Allerdings hört sich dies ziemlich Sch... an da die Datei mitten aus dem Lied stammt.

So möchte ich die Datei mit Wavelab (Vers. 3) so bearbeiten, dass diese am Ende wie immer leiser wird. Habe auch in der Wavelab Hilfe nix gefunden.

Um Hilfe wäre ich sehr erfreut.

mfg

Stefan Kessels


----------



## lg-king (23. März 2004)

*wavelab*

also bei version 4 geht das so :

datei öffnen, wave anklicken und dann unten bei dateityp mp3 auswählen.

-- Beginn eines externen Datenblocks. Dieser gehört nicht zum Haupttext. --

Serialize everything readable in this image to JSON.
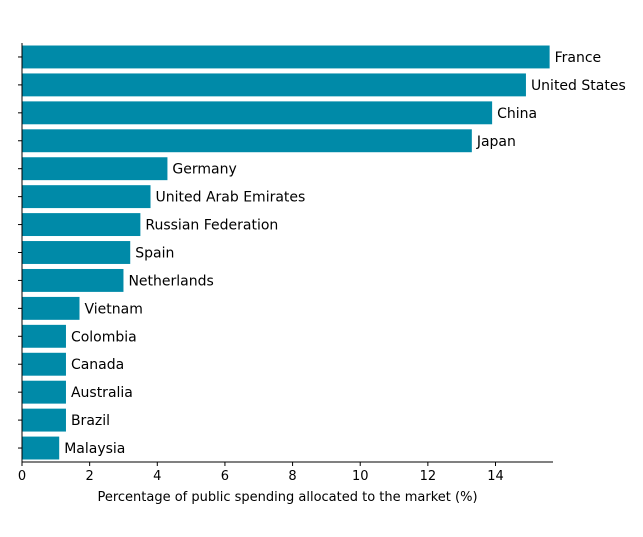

hoffe bei der 3er version ist nicht viel anders.


----------



## musica (25. März 2004)

Hallo Stefan!
Diese Funktion nennt sich "Ausblenden" - einfach den gewünschten Bereich am Ende der Datei markieren und den Wert für Ausblenden auf 0 setzen, dann wird im gewünschten Bereich, langsam die Lautsärke auf 0 ausgeblendet  - siehe in der Hilfe-Datei von WaveLab unter "Ausblenden"
mfg
Johannes


----------



## Stefan Kessels (25. März 2004)

Vielen Dank!

Habt mir wirklich sehr geholfen, vielen Dank!

mfg

Stefan Kessels


----------